The last time the federal credit union regulator disclosed the equity ratio of the insurance fund that protects credit union member deposits was in September, and that ratio – 1.22% – was 16 basis points below its “normal operating level” of 1.38%.
On Thursday, during another report to the board on the National Credit Union Share Insurance Fund (NCUSIF), National Credit Union Administration (NCUA) staff said that the fund had received 99% of the adjustments due on credit unions’ 1 percent deposits in the fund but noted the next official update of the fund’s equity ratio – whose decline at mid-year was attributed to a rapid influx of deposits in credit unions – would be after the close of 2020.
According to agency figures, the fund had collected some $1.5 billion in capitalization deposit adjustments from insured credit unions having $50 million or more in assets. As of Sept. 30, the fund itself totaled $19.2 billion.
In September, staff said the fund equity ratio was expected to rise with the deposit adjustments; they also projected the equity ratio growing to 1.32% by year-end.
The equity ratio is of concern because, as of June 30, it was within 2 basis points of the statutory minimum, 1.2%, below which a restoration plan would be triggered by federal law.
NCUA Chairman Rodney Hood reiterated Thursday that the agency would take “all necessary actions” to ensure the fund remains strong and retains public confidence.
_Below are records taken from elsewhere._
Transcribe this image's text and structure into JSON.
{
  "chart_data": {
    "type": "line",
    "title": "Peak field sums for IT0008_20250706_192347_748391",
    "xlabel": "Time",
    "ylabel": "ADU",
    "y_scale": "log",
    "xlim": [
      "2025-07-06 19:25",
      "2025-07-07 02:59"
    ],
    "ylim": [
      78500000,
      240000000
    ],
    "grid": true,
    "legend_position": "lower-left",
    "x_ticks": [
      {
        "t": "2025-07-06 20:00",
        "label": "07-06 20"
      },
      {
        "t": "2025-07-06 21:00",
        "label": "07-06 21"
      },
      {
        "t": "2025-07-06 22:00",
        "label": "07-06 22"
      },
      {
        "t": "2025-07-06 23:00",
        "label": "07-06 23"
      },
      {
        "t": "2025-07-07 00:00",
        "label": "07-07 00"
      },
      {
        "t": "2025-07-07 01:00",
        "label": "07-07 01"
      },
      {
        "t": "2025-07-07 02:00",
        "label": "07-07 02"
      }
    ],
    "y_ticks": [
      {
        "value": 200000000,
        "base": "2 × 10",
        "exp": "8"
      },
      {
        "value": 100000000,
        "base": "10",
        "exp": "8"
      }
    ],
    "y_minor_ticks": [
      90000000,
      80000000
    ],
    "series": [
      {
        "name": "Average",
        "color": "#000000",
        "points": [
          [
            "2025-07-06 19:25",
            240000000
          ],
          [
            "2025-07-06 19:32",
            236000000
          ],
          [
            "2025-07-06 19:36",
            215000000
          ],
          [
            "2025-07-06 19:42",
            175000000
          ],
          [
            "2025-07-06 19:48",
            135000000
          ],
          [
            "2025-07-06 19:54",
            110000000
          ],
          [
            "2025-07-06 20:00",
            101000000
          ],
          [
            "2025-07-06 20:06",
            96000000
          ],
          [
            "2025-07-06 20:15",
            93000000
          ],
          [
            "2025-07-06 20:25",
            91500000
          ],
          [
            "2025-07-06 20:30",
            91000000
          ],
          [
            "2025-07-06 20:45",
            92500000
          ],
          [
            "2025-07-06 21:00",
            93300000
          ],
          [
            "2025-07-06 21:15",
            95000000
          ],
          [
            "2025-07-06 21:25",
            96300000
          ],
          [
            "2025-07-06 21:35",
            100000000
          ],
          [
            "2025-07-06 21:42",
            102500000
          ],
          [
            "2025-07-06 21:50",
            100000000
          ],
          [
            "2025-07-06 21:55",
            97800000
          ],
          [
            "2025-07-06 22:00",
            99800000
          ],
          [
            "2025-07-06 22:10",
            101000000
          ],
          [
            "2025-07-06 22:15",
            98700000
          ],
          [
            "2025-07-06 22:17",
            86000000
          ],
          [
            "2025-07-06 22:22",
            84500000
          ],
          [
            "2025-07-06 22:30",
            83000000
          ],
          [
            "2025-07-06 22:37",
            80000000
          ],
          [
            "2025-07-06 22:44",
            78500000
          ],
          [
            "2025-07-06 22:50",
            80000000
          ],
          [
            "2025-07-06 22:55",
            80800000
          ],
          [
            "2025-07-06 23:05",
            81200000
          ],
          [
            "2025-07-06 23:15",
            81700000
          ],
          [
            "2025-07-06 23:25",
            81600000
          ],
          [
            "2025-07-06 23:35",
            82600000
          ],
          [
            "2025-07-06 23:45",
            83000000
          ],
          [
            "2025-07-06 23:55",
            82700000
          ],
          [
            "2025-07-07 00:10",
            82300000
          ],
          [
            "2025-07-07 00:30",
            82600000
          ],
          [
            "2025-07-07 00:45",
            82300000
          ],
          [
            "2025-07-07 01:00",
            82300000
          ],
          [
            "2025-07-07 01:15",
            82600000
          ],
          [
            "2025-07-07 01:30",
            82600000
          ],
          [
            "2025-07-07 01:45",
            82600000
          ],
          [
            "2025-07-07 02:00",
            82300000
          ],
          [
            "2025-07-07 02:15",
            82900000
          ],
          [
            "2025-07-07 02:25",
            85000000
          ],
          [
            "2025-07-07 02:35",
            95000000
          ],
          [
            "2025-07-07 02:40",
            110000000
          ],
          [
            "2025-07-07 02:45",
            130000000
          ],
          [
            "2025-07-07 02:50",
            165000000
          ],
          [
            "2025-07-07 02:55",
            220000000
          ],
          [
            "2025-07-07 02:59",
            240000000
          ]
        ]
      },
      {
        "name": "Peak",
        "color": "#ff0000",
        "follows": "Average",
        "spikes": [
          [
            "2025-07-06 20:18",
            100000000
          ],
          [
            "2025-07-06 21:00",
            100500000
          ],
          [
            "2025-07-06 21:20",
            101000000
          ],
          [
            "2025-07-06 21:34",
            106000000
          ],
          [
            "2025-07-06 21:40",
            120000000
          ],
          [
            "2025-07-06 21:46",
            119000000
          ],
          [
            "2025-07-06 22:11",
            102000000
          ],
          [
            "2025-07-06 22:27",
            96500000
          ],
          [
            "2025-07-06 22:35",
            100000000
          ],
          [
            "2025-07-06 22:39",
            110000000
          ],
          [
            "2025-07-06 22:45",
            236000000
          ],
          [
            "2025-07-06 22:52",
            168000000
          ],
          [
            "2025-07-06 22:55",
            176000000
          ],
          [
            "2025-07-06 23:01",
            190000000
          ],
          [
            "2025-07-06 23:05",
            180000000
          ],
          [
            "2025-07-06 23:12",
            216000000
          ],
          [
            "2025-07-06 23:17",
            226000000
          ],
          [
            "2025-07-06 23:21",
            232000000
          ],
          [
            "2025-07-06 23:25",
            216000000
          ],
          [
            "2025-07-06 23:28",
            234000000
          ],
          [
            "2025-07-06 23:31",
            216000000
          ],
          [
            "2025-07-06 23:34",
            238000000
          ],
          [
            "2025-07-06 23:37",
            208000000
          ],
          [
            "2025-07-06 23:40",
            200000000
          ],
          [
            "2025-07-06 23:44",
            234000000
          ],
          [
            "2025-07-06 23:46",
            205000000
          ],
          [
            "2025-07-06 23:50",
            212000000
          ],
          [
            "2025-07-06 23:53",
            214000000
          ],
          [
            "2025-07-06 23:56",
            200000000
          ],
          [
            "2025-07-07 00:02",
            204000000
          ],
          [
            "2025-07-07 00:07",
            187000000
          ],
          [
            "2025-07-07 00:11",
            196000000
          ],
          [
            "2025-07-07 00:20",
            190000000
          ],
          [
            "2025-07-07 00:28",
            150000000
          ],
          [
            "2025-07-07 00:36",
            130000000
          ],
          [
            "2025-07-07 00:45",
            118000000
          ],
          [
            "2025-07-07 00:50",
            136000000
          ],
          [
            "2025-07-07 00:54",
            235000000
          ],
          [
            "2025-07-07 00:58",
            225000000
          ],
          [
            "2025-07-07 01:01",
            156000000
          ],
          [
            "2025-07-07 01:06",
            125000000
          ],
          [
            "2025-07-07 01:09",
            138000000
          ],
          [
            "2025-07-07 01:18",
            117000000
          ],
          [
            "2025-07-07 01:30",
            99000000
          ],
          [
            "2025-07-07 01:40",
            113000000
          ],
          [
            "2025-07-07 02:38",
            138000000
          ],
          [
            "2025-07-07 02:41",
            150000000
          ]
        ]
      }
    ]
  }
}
Board Member Todd Harper said the fund’s growth was heartening, but the drop in the equity ratio was a shock to many. He noted that continued growth in credit union assets, declining loan demand, compressed interest rates, decreased earnings, and subdued consumer confidence suggest that credit unions should be prepared for increased delinquencies, loan defaults, bankruptcies, and even failures.
“We have a number of higher-risk credit unions that we were already closely supervising,” he said. “So it seems very likely that we will see higher than average failures over the next two years. What is more, we also know that growth in credit union assets seems likely to continue to exceed the ability of the share insurance fund to earn interest given the new reality of very low interest rates for the next few years.”
Harper noted that since the insurance fund equity ratio is likely to continue to decline, “it is really not a question of whether we will charge an insurance fund premium, but a question of when. If we are honest with ourselves, we don’t know when – it could occur next year, the following year or sometime thereafter. Credit unions need to brace themselves for that eventual reality.”
The Federal Credit Union Act only permits the NCUA Board to charge a share insurance premium when fund equity ratio falls below 1.3% (but remains above 1.2%). If it stays above 1.3% at year’s end, the board cannot charge a premium this year. If the fund closes the year with an equity ratio below 1.2%, the board would be required to implement a restoration plan to return it to 1.3%.
The agency has a policy of publishing the NCUSIF equity ratio twice a year; that’s why another update isn’t expected until after the close of 2020. Board Member J. Mark McWatters, noting that concerns about the equity ratio and the fund will continue into next year, reecommended that NCUA modify its policy to present a transparent calculation of the equity ratio each month, with a detailed analysis of the numerator and denominator of the fraction that describes the insurance fund equity.
“The public dissemination of this information is of particular relevance as the covid pandemic rages and the resulting stresses on the credit union community and the insurance fund continue,” he said. McWatters said NCUA should also work with all constituencies “to address these critical issues in a transparant matter so as to mitigate the need for future premium assessments” in the context of the financial impact of the pandemic on CUs.